Pablo Picasso's postcard
RR Auction's April Fine Autographs and Artifacts sale features nearly 700 lots including a whimsical but powerful sketch of a bull by Pablo Picasso.
Signed and titled Man v. Toro on a postcard addressed to Man Ray, who photographed him during the 1920s and 1930s, it is executed in ink and co-signed by Picasso's second wife Jacqueline Roque, and various French artists and journalists including Edouard Pignon, Hélène Parmelin and Roland Penrose. On the reverse of the 6 x 4 postcard addressed to Man Ray's studio in Paris is a picture of horses in Provence et Camargue. The date is marked "20.10.1957".
Also featured is a presidential manuscript signed by Andrew Johnson, issued shortly after Abraham Lincoln's assassination. Dated May 31, 1865, the document orders the closure of federal offices on June 1 for a national day of mourning and prayer. Edits and strike-throughs reveal this as a working draft of Johnson's official proclamation.
Another key Lincoln item is a March 2, 1864, document signed by President Abraham Lincoln ratifying a treaty with Great Britain for the final settlement of the claims of the Hudson's Bay and Puget's Sound Agricultural Companies.

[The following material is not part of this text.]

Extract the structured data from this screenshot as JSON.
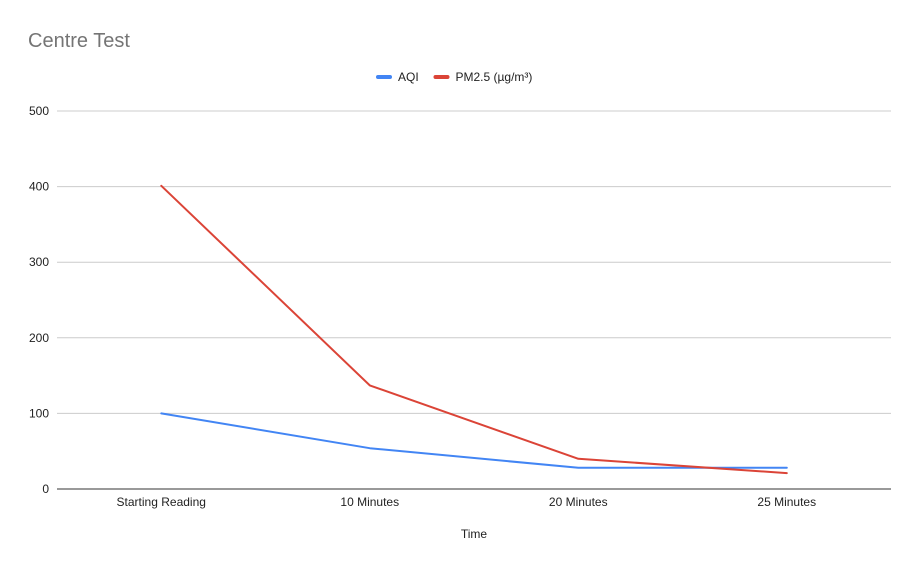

In the partly printed document, Lincoln authorizes the Secretary of State to affix the Seal of the United States to his ratification of the treaty which resolved lingering international claims tied to early land and agricultural enterprises in the Pacific Northwest. The treaty provided $325,000 in compensation to British shareholders after the U.S. took sole control of the region following the Treaty of 1846.
Also offered is a handwritten scientific letter from Albert Einstein to mathematician Herman Muntz as Einstein worked toward his Unified Field Theory. Dated circa late 1928/early 1929, the letter includes Einstein's own equations and reflections on gravitation and electromagnetism. "I am quite firmly convinced that the solution of our problem is quite close," he writes, "but it will require a few more happy inspirations."